Obituary of Robert Moller
MOLLER Robert Edward Moller Robert Edward Moller passed away on March 25, 2020, at the age of 93, from complications due to kidney failure. He was born in Clifton, NJ on August 27, 1926, and was the youngest of six siblings. He is survived by his brother, Dick, and more than a dozen nephews and nieces and their progeny.
Bob was a mensch. He was a passionate world traveler and visited at least 70 countries, many of which he visited more than once, and every state in the U.S. Bob was generous and was there for his extended family and friends from all around the world. Bob was an enthusiastic collector of great art, particularly Japanese art, which filled every inch of his walls in his beloved D.C. condo he moved into 46 years ago. He even dabbled in making sculpture himself. Bob was not afraid to be himself, with one exception earlier in life. He realized he was "different" as a young boy. His mother once told him not to swish his hips. Coming out as gay to a devout Catholic mother, and to a hostile world, would not be something he felt comfortable doing for most of his life.

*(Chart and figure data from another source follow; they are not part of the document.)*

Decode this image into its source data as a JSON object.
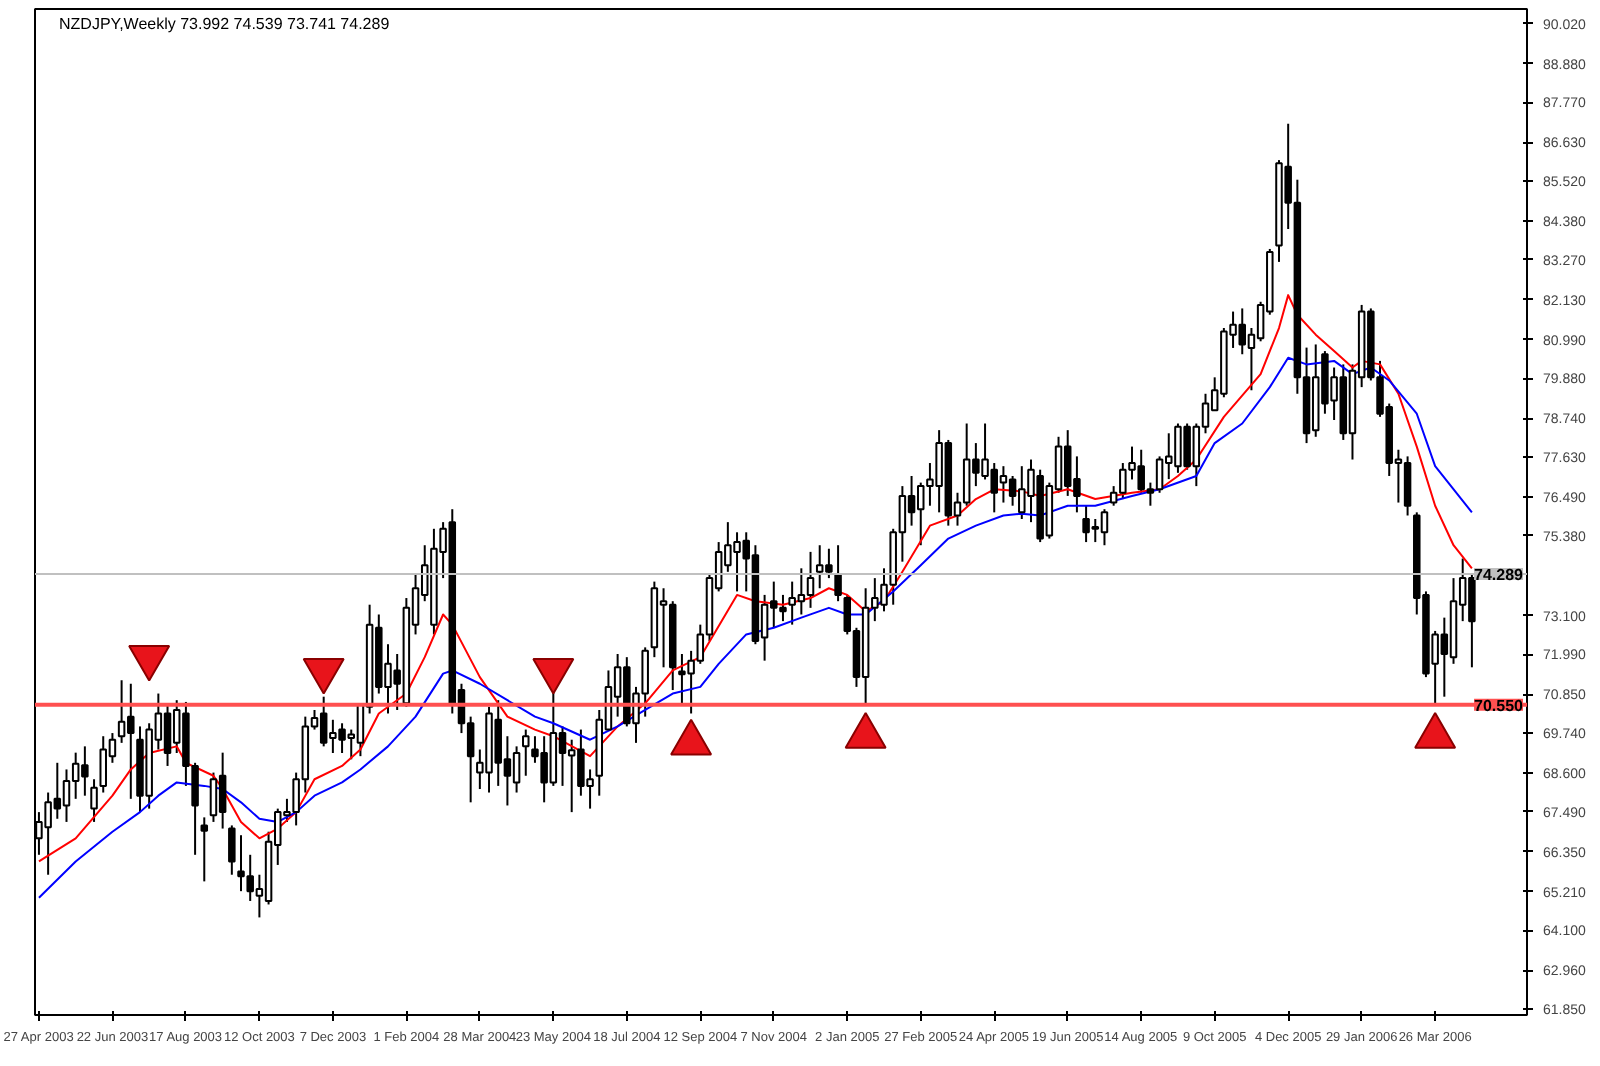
{
  "chart_data": {
    "type": "candlestick",
    "title": "NZDJPY,Weekly  73.992 74.539 73.741 74.289",
    "x": [
      "2003-04-27",
      "2003-05-04",
      "2003-05-11",
      "2003-05-18",
      "2003-05-25",
      "2003-06-01",
      "2003-06-08",
      "2003-06-15",
      "2003-06-22",
      "2003-06-29",
      "2003-07-06",
      "2003-07-13",
      "2003-07-20",
      "2003-07-27",
      "2003-08-03",
      "2003-08-10",
      "2003-08-17",
      "2003-08-24",
      "2003-08-31",
      "2003-09-07",
      "2003-09-14",
      "2003-09-21",
      "2003-09-28",
      "2003-10-05",
      "2003-10-12",
      "2003-10-19",
      "2003-10-26",
      "2003-11-02",
      "2003-11-09",
      "2003-11-16",
      "2003-11-23",
      "2003-11-30",
      "2003-12-07",
      "2003-12-14",
      "2003-12-21",
      "2003-12-28",
      "2004-01-04",
      "2004-01-11",
      "2004-01-18",
      "2004-01-25",
      "2004-02-01",
      "2004-02-08",
      "2004-02-15",
      "2004-02-22",
      "2004-02-29",
      "2004-03-07",
      "2004-03-14",
      "2004-03-21",
      "2004-03-28",
      "2004-04-04",
      "2004-04-11",
      "2004-04-18",
      "2004-04-25",
      "2004-05-02",
      "2004-05-09",
      "2004-05-16",
      "2004-05-23",
      "2004-05-30",
      "2004-06-06",
      "2004-06-13",
      "2004-06-20",
      "2004-06-27",
      "2004-07-04",
      "2004-07-11",
      "2004-07-18",
      "2004-07-25",
      "2004-08-01",
      "2004-08-08",
      "2004-08-15",
      "2004-08-22",
      "2004-08-29",
      "2004-09-05",
      "2004-09-12",
      "2004-09-19",
      "2004-09-26",
      "2004-10-03",
      "2004-10-10",
      "2004-10-17",
      "2004-10-24",
      "2004-10-31",
      "2004-11-07",
      "2004-11-14",
      "2004-11-21",
      "2004-11-28",
      "2004-12-05",
      "2004-12-12",
      "2004-12-19",
      "2004-12-26",
      "2005-01-02",
      "2005-01-09",
      "2005-01-16",
      "2005-01-23",
      "2005-01-30",
      "2005-02-06",
      "2005-02-13",
      "2005-02-20",
      "2005-02-27",
      "2005-03-06",
      "2005-03-13",
      "2005-03-20",
      "2005-03-27",
      "2005-04-03",
      "2005-04-10",
      "2005-04-17",
      "2005-04-24",
      "2005-05-01",
      "2005-05-08",
      "2005-05-15",
      "2005-05-22",
      "2005-05-29",
      "2005-06-05",
      "2005-06-12",
      "2005-06-19",
      "2005-06-26",
      "2005-07-03",
      "2005-07-10",
      "2005-07-17",
      "2005-07-24",
      "2005-07-31",
      "2005-08-07",
      "2005-08-14",
      "2005-08-21",
      "2005-08-28",
      "2005-09-04",
      "2005-09-11",
      "2005-09-18",
      "2005-09-25",
      "2005-10-02",
      "2005-10-09",
      "2005-10-16",
      "2005-10-23",
      "2005-10-30",
      "2005-11-06",
      "2005-11-13",
      "2005-11-20",
      "2005-11-27",
      "2005-12-04",
      "2005-12-11",
      "2005-12-18",
      "2005-12-25",
      "2006-01-01",
      "2006-01-08",
      "2006-01-15",
      "2006-01-22",
      "2006-01-29",
      "2006-02-05",
      "2006-02-12",
      "2006-02-19",
      "2006-02-26",
      "2006-03-05",
      "2006-03-12",
      "2006-03-19",
      "2006-03-26",
      "2006-04-02",
      "2006-04-09",
      "2006-04-16",
      "2006-04-23"
    ],
    "ohlc": [
      [
        66.73,
        67.48,
        66.26,
        67.2
      ],
      [
        67.05,
        68.04,
        65.69,
        67.76
      ],
      [
        67.86,
        68.89,
        67.29,
        67.58
      ],
      [
        67.67,
        68.7,
        67.2,
        68.37
      ],
      [
        68.37,
        69.18,
        67.86,
        68.86
      ],
      [
        68.82,
        69.36,
        67.95,
        68.5
      ],
      [
        67.58,
        68.42,
        67.2,
        68.18
      ],
      [
        68.23,
        69.65,
        68.04,
        69.27
      ],
      [
        69.08,
        69.74,
        68.89,
        69.55
      ],
      [
        69.65,
        71.25,
        69.46,
        70.06
      ],
      [
        70.21,
        71.15,
        67.86,
        69.74
      ],
      [
        69.55,
        69.93,
        67.48,
        67.95
      ],
      [
        67.95,
        70.02,
        67.58,
        69.84
      ],
      [
        69.55,
        70.87,
        69.27,
        70.3
      ],
      [
        70.3,
        70.59,
        68.8,
        69.17
      ],
      [
        69.46,
        70.68,
        69.17,
        70.4
      ],
      [
        70.3,
        70.63,
        68.23,
        68.8
      ],
      [
        68.8,
        68.89,
        66.26,
        67.67
      ],
      [
        67.1,
        67.33,
        65.5,
        66.95
      ],
      [
        67.39,
        68.61,
        67.2,
        68.42
      ],
      [
        68.52,
        69.18,
        67.01,
        67.48
      ],
      [
        67.01,
        67.1,
        65.69,
        66.07
      ],
      [
        65.78,
        66.82,
        65.22,
        65.65
      ],
      [
        65.65,
        66.26,
        64.94,
        65.22
      ],
      [
        65.09,
        65.69,
        64.47,
        65.28
      ],
      [
        64.94,
        66.92,
        64.84,
        66.63
      ],
      [
        66.54,
        67.58,
        65.97,
        67.48
      ],
      [
        67.39,
        67.86,
        67.2,
        67.48
      ],
      [
        67.48,
        68.61,
        67.1,
        68.42
      ],
      [
        68.42,
        70.21,
        68.04,
        69.93
      ],
      [
        69.93,
        70.4,
        69.84,
        70.17
      ],
      [
        70.3,
        70.78,
        69.36,
        69.46
      ],
      [
        69.6,
        70.12,
        69.17,
        69.74
      ],
      [
        69.84,
        70.02,
        69.17,
        69.55
      ],
      [
        69.6,
        69.84,
        68.99,
        69.7
      ],
      [
        69.46,
        70.59,
        69.08,
        70.55
      ],
      [
        70.49,
        73.41,
        70.3,
        72.84
      ],
      [
        72.75,
        73.13,
        70.87,
        71.06
      ],
      [
        71.06,
        72.28,
        70.3,
        71.72
      ],
      [
        71.53,
        72.0,
        70.4,
        71.15
      ],
      [
        70.59,
        73.6,
        70.49,
        73.32
      ],
      [
        72.84,
        74.26,
        72.56,
        73.88
      ],
      [
        73.69,
        75.11,
        73.51,
        74.54
      ],
      [
        72.84,
        75.58,
        72.56,
        75.01
      ],
      [
        74.92,
        75.77,
        74.17,
        75.58
      ],
      [
        75.77,
        76.14,
        70.3,
        70.59
      ],
      [
        70.97,
        71.15,
        69.74,
        70.02
      ],
      [
        70.02,
        70.21,
        67.76,
        69.08
      ],
      [
        68.61,
        69.27,
        68.14,
        68.89
      ],
      [
        68.61,
        70.49,
        68.04,
        70.3
      ],
      [
        70.12,
        70.68,
        68.23,
        68.89
      ],
      [
        68.99,
        69.65,
        67.67,
        68.52
      ],
      [
        68.33,
        69.36,
        68.04,
        69.17
      ],
      [
        69.36,
        69.84,
        68.52,
        69.65
      ],
      [
        69.27,
        69.65,
        68.89,
        69.08
      ],
      [
        69.17,
        69.65,
        67.76,
        68.33
      ],
      [
        68.33,
        70.97,
        68.23,
        69.74
      ],
      [
        69.74,
        69.93,
        68.23,
        69.17
      ],
      [
        69.1,
        69.55,
        67.48,
        69.25
      ],
      [
        69.27,
        69.84,
        67.95,
        68.23
      ],
      [
        68.23,
        68.7,
        67.58,
        68.42
      ],
      [
        68.52,
        70.4,
        67.95,
        70.12
      ],
      [
        69.84,
        71.53,
        69.84,
        71.06
      ],
      [
        70.78,
        72.0,
        70.21,
        71.62
      ],
      [
        71.62,
        71.91,
        69.93,
        70.02
      ],
      [
        70.02,
        71.06,
        69.46,
        70.87
      ],
      [
        70.87,
        72.19,
        70.21,
        72.09
      ],
      [
        72.19,
        74.07,
        71.91,
        73.88
      ],
      [
        73.41,
        73.88,
        71.62,
        73.51
      ],
      [
        73.41,
        73.51,
        70.97,
        71.62
      ],
      [
        71.5,
        72.0,
        70.59,
        71.42
      ],
      [
        71.44,
        72.09,
        70.3,
        71.81
      ],
      [
        71.81,
        72.84,
        71.72,
        72.56
      ],
      [
        72.56,
        74.26,
        72.37,
        74.17
      ],
      [
        73.88,
        75.2,
        73.79,
        74.92
      ],
      [
        74.54,
        75.77,
        74.35,
        75.11
      ],
      [
        74.92,
        75.48,
        73.79,
        75.2
      ],
      [
        75.24,
        75.48,
        73.79,
        74.73
      ],
      [
        74.82,
        75.11,
        72.28,
        72.37
      ],
      [
        72.47,
        73.69,
        71.81,
        73.41
      ],
      [
        73.51,
        74.07,
        72.75,
        73.32
      ],
      [
        73.32,
        73.69,
        72.94,
        73.22
      ],
      [
        73.41,
        74.07,
        72.84,
        73.6
      ],
      [
        73.51,
        74.45,
        73.13,
        73.69
      ],
      [
        73.69,
        74.92,
        73.32,
        74.17
      ],
      [
        74.35,
        75.11,
        73.88,
        74.54
      ],
      [
        74.54,
        75.01,
        74.17,
        74.35
      ],
      [
        74.26,
        75.11,
        73.51,
        73.69
      ],
      [
        73.6,
        73.69,
        72.56,
        72.66
      ],
      [
        72.66,
        72.75,
        71.06,
        71.34
      ],
      [
        71.34,
        73.88,
        70.59,
        73.32
      ],
      [
        73.32,
        74.17,
        72.94,
        73.6
      ],
      [
        73.41,
        74.45,
        73.22,
        73.98
      ],
      [
        73.98,
        75.58,
        73.41,
        75.48
      ],
      [
        75.48,
        76.8,
        74.64,
        76.52
      ],
      [
        76.52,
        77.09,
        75.67,
        76.05
      ],
      [
        76.14,
        76.9,
        75.11,
        76.8
      ],
      [
        76.8,
        77.46,
        76.24,
        76.99
      ],
      [
        76.8,
        78.4,
        76.05,
        78.03
      ],
      [
        78.03,
        78.12,
        75.67,
        75.96
      ],
      [
        75.96,
        76.61,
        75.67,
        76.33
      ],
      [
        76.33,
        78.59,
        76.24,
        77.56
      ],
      [
        77.56,
        78.03,
        76.8,
        77.18
      ],
      [
        77.09,
        78.59,
        76.99,
        77.56
      ],
      [
        77.27,
        77.46,
        76.05,
        76.61
      ],
      [
        76.9,
        77.37,
        76.33,
        77.09
      ],
      [
        76.99,
        77.09,
        76.24,
        76.52
      ],
      [
        76.05,
        77.37,
        75.86,
        76.71
      ],
      [
        76.52,
        77.56,
        75.77,
        77.27
      ],
      [
        77.09,
        77.27,
        75.2,
        75.3
      ],
      [
        75.39,
        76.9,
        75.3,
        76.8
      ],
      [
        76.71,
        78.21,
        76.61,
        77.93
      ],
      [
        77.93,
        78.4,
        76.52,
        76.8
      ],
      [
        77.0,
        77.65,
        76.05,
        76.52
      ],
      [
        75.86,
        76.24,
        75.2,
        75.48
      ],
      [
        75.63,
        75.86,
        75.2,
        75.58
      ],
      [
        75.48,
        76.14,
        75.11,
        76.05
      ],
      [
        76.33,
        76.8,
        76.24,
        76.61
      ],
      [
        76.61,
        77.46,
        76.43,
        77.27
      ],
      [
        77.27,
        77.93,
        76.99,
        77.46
      ],
      [
        77.37,
        77.84,
        76.61,
        76.71
      ],
      [
        76.71,
        76.9,
        76.24,
        76.61
      ],
      [
        76.71,
        77.65,
        76.61,
        77.56
      ],
      [
        77.46,
        78.31,
        77.0,
        77.65
      ],
      [
        77.37,
        78.59,
        77.18,
        78.5
      ],
      [
        78.5,
        78.59,
        77.27,
        77.37
      ],
      [
        77.37,
        78.59,
        76.8,
        78.5
      ],
      [
        78.5,
        79.44,
        78.31,
        79.16
      ],
      [
        78.97,
        79.91,
        78.97,
        79.54
      ],
      [
        79.44,
        81.32,
        79.34,
        81.22
      ],
      [
        81.13,
        81.79,
        80.75,
        81.41
      ],
      [
        81.41,
        81.88,
        80.57,
        80.85
      ],
      [
        80.75,
        81.32,
        79.54,
        81.13
      ],
      [
        81.03,
        82.07,
        80.94,
        81.98
      ],
      [
        81.79,
        83.58,
        81.7,
        83.49
      ],
      [
        83.68,
        86.12,
        83.21,
        86.03
      ],
      [
        85.93,
        87.16,
        84.15,
        84.9
      ],
      [
        84.9,
        85.56,
        79.44,
        79.91
      ],
      [
        79.91,
        80.76,
        78.03,
        78.31
      ],
      [
        78.4,
        80.85,
        78.21,
        79.91
      ],
      [
        80.57,
        80.66,
        78.87,
        79.16
      ],
      [
        79.25,
        80.19,
        78.69,
        79.91
      ],
      [
        79.91,
        80.28,
        78.12,
        78.31
      ],
      [
        78.31,
        80.28,
        77.56,
        80.1
      ],
      [
        79.91,
        81.98,
        79.63,
        81.79
      ],
      [
        81.79,
        81.88,
        79.82,
        79.91
      ],
      [
        79.91,
        80.38,
        78.78,
        78.87
      ],
      [
        79.06,
        79.16,
        77.09,
        77.46
      ],
      [
        77.46,
        77.84,
        76.33,
        77.56
      ],
      [
        77.46,
        77.65,
        75.96,
        76.24
      ],
      [
        75.96,
        76.05,
        73.13,
        73.6
      ],
      [
        73.69,
        73.79,
        71.34,
        71.44
      ],
      [
        71.72,
        72.66,
        70.55,
        72.56
      ],
      [
        72.56,
        73.04,
        70.78,
        72.0
      ],
      [
        71.91,
        74.17,
        71.72,
        73.51
      ],
      [
        73.41,
        74.73,
        72.94,
        74.17
      ],
      [
        74.17,
        74.26,
        71.62,
        72.94
      ]
    ],
    "series": [
      {
        "type": "line",
        "color": "#ff0000",
        "x": [
          "2003-04-27",
          "2003-05-25",
          "2003-06-22",
          "2003-07-06",
          "2003-07-20",
          "2003-08-10",
          "2003-08-17",
          "2003-09-07",
          "2003-09-14",
          "2003-09-28",
          "2003-10-12",
          "2003-10-26",
          "2003-11-09",
          "2003-11-23",
          "2003-12-14",
          "2003-12-28",
          "2004-01-11",
          "2004-02-01",
          "2004-02-15",
          "2004-02-29",
          "2004-03-07",
          "2004-03-28",
          "2004-04-18",
          "2004-05-09",
          "2004-05-23",
          "2004-06-20",
          "2004-07-11",
          "2004-08-01",
          "2004-08-22",
          "2004-09-12",
          "2004-10-10",
          "2004-10-24",
          "2004-11-14",
          "2004-12-05",
          "2004-12-19",
          "2005-01-02",
          "2005-01-16",
          "2005-01-30",
          "2005-02-13",
          "2005-03-06",
          "2005-03-27",
          "2005-04-10",
          "2005-04-24",
          "2005-05-15",
          "2005-05-29",
          "2005-06-19",
          "2005-07-10",
          "2005-08-07",
          "2005-08-28",
          "2005-09-11",
          "2005-09-25",
          "2005-10-16",
          "2005-11-13",
          "2005-11-27",
          "2005-12-04",
          "2005-12-11",
          "2005-12-25",
          "2006-01-08",
          "2006-01-22",
          "2006-01-29",
          "2006-02-12",
          "2006-02-26",
          "2006-03-12",
          "2006-03-26",
          "2006-04-09",
          "2006-04-23"
        ],
        "values": [
          66.07,
          66.73,
          67.95,
          68.7,
          69.17,
          69.36,
          68.89,
          68.52,
          68.14,
          67.2,
          66.73,
          67.01,
          67.48,
          68.42,
          68.8,
          69.27,
          70.3,
          70.87,
          71.91,
          73.13,
          72.84,
          71.34,
          70.21,
          69.84,
          69.65,
          69.08,
          69.93,
          70.59,
          71.53,
          71.91,
          73.69,
          73.51,
          73.41,
          73.6,
          73.88,
          73.69,
          73.22,
          73.51,
          74.35,
          75.67,
          75.96,
          76.43,
          76.71,
          76.65,
          76.52,
          76.71,
          76.43,
          76.61,
          76.71,
          77.09,
          77.56,
          78.78,
          80.0,
          81.32,
          82.26,
          81.7,
          81.13,
          80.66,
          80.19,
          80.38,
          80.28,
          79.44,
          77.93,
          76.24,
          75.11,
          74.45
        ]
      },
      {
        "type": "line",
        "color": "#0000ff",
        "x": [
          "2003-04-27",
          "2003-05-25",
          "2003-06-22",
          "2003-07-13",
          "2003-07-27",
          "2003-08-10",
          "2003-08-31",
          "2003-09-14",
          "2003-09-28",
          "2003-10-12",
          "2003-10-26",
          "2003-11-09",
          "2003-11-23",
          "2003-12-14",
          "2003-12-28",
          "2004-01-18",
          "2004-02-08",
          "2004-02-29",
          "2004-03-07",
          "2004-03-28",
          "2004-04-18",
          "2004-05-09",
          "2004-05-23",
          "2004-06-20",
          "2004-07-11",
          "2004-08-01",
          "2004-08-22",
          "2004-09-12",
          "2004-09-26",
          "2004-10-17",
          "2004-11-07",
          "2004-11-28",
          "2004-12-19",
          "2005-01-02",
          "2005-01-16",
          "2005-02-06",
          "2005-02-27",
          "2005-03-20",
          "2005-04-10",
          "2005-05-01",
          "2005-05-15",
          "2005-05-29",
          "2005-06-19",
          "2005-07-10",
          "2005-08-07",
          "2005-08-28",
          "2005-09-25",
          "2005-10-09",
          "2005-10-30",
          "2005-11-20",
          "2005-12-04",
          "2005-12-18",
          "2006-01-08",
          "2006-01-22",
          "2006-02-05",
          "2006-02-19",
          "2006-03-12",
          "2006-03-26",
          "2006-04-23"
        ],
        "values": [
          65.03,
          66.07,
          66.92,
          67.48,
          67.95,
          68.33,
          68.23,
          68.14,
          67.76,
          67.29,
          67.2,
          67.48,
          67.95,
          68.33,
          68.7,
          69.36,
          70.21,
          71.44,
          71.53,
          71.15,
          70.68,
          70.21,
          70.02,
          69.55,
          69.93,
          70.4,
          70.87,
          71.06,
          71.72,
          72.56,
          72.75,
          73.04,
          73.32,
          73.13,
          73.13,
          73.79,
          74.54,
          75.3,
          75.67,
          75.96,
          76.01,
          75.96,
          76.24,
          76.24,
          76.52,
          76.71,
          77.09,
          78.03,
          78.59,
          79.63,
          80.47,
          80.28,
          80.38,
          80.0,
          80.19,
          79.82,
          78.87,
          77.37,
          76.05
        ]
      },
      {
        "type": "scatter",
        "color": "#e8141b",
        "marker": "triangle",
        "x": [
          "2003-07-20",
          "2003-11-30",
          "2004-05-23"
        ],
        "values": [
          71.9,
          71.53,
          71.53
        ]
      },
      {
        "type": "scatter",
        "color": "#e8141b",
        "marker": "triangle",
        "x": [
          "2004-09-05",
          "2005-01-16",
          "2006-03-26"
        ],
        "values": [
          69.46,
          69.65,
          69.65
        ]
      }
    ],
    "ref_lines": [
      {
        "axis": "y",
        "value": 74.289,
        "label": "74.289",
        "color": "#c0c0c0"
      },
      {
        "axis": "y",
        "value": 70.55,
        "label": "70.550",
        "color": "#ff5050"
      }
    ],
    "xlim": [
      "2003-04-24",
      "2006-06-04"
    ],
    "xticks": [
      {
        "value": "2003-04-27",
        "label": "27 Apr 2003"
      },
      {
        "value": "2003-06-22",
        "label": "22 Jun 2003"
      },
      {
        "value": "2003-08-17",
        "label": "17 Aug 2003"
      },
      {
        "value": "2003-10-12",
        "label": "12 Oct 2003"
      },
      {
        "value": "2003-12-07",
        "label": "7 Dec 2003"
      },
      {
        "value": "2004-02-01",
        "label": "1 Feb 2004"
      },
      {
        "value": "2004-03-28",
        "label": "28 Mar 2004"
      },
      {
        "value": "2004-05-23",
        "label": "23 May 2004"
      },
      {
        "value": "2004-07-18",
        "label": "18 Jul 2004"
      },
      {
        "value": "2004-09-12",
        "label": "12 Sep 2004"
      },
      {
        "value": "2004-11-07",
        "label": "7 Nov 2004"
      },
      {
        "value": "2005-01-02",
        "label": "2 Jan 2005"
      },
      {
        "value": "2005-02-27",
        "label": "27 Feb 2005"
      },
      {
        "value": "2005-04-24",
        "label": "24 Apr 2005"
      },
      {
        "value": "2005-06-19",
        "label": "19 Jun 2005"
      },
      {
        "value": "2005-08-14",
        "label": "14 Aug 2005"
      },
      {
        "value": "2005-10-09",
        "label": "9 Oct 2005"
      },
      {
        "value": "2005-12-04",
        "label": "4 Dec 2005"
      },
      {
        "value": "2006-01-29",
        "label": "29 Jan 2006"
      },
      {
        "value": "2006-03-26",
        "label": "26 Mar 2006"
      }
    ],
    "ylim": [
      61.68,
      90.44
    ],
    "yticks": [
      {
        "value": 61.85,
        "label": "61.850"
      },
      {
        "value": 62.96,
        "label": "62.960"
      },
      {
        "value": 64.1,
        "label": "64.100"
      },
      {
        "value": 65.21,
        "label": "65.210"
      },
      {
        "value": 66.35,
        "label": "66.350"
      },
      {
        "value": 67.49,
        "label": "67.490"
      },
      {
        "value": 68.6,
        "label": "68.600"
      },
      {
        "value": 69.74,
        "label": "69.740"
      },
      {
        "value": 70.85,
        "label": "70.850"
      },
      {
        "value": 71.99,
        "label": "71.990"
      },
      {
        "value": 73.1,
        "label": "73.100"
      },
      {
        "value": 75.38,
        "label": "75.380"
      },
      {
        "value": 76.49,
        "label": "76.490"
      },
      {
        "value": 77.63,
        "label": "77.630"
      },
      {
        "value": 78.74,
        "label": "78.740"
      },
      {
        "value": 79.88,
        "label": "79.880"
      },
      {
        "value": 80.99,
        "label": "80.990"
      },
      {
        "value": 82.13,
        "label": "82.130"
      },
      {
        "value": 83.27,
        "label": "83.270"
      },
      {
        "value": 84.38,
        "label": "84.380"
      },
      {
        "value": 85.52,
        "label": "85.520"
      },
      {
        "value": 86.63,
        "label": "86.630"
      },
      {
        "value": 87.77,
        "label": "87.770"
      },
      {
        "value": 88.88,
        "label": "88.880"
      },
      {
        "value": 90.02,
        "label": "90.020"
      }
    ],
    "grid": false
  }
}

Upon graduation from high school, Bob enlisted in the Army in December 1944. In September 1945, he was commissioned as a 1st Lieutenant to Austria, 4th Calvary Squadron, and helped a battered Europe to recover. In 1947 Bob joined his brother Dick at Lebanon Valley College in Pennsylvania where he earned a BA in Political Science in 1951. While working, he also earned a Master's in Public Administration at George Washington University graduating in 1956. Bob worked at the Department of Defense from 1949-1961, then transferred to the Department of Labor where he worked until retiring in1982. Bob bragged that he happily lived on government retirement income for more years than he worked. He deserved it. For most of the years he worked for the federal government, Bob worked under the real threat that he could be fired for being gay. Bob also did not want to upset his mother and waited until she died at the age of 96 in 1984 to "come out." Not being able to be honest about being gay for so many years of his life was the tragedy of an otherwise adventurous, intrepid, and amazing life.
Bob was a bon vivant. He loved good food and always had cocktails (with lots of ice) before dinner, wine often with dinner, and more drinks afterwards. He could hold his liquor and was always a delightful companion. A celebration of Bob's life, and his burial at Woodlawn Cemetery, Bronx, NY will be scheduled in the future.A celebration of Bob's life, and his burial at Woodlawn Cemetery, Bronx, NY will be scheduled in the future.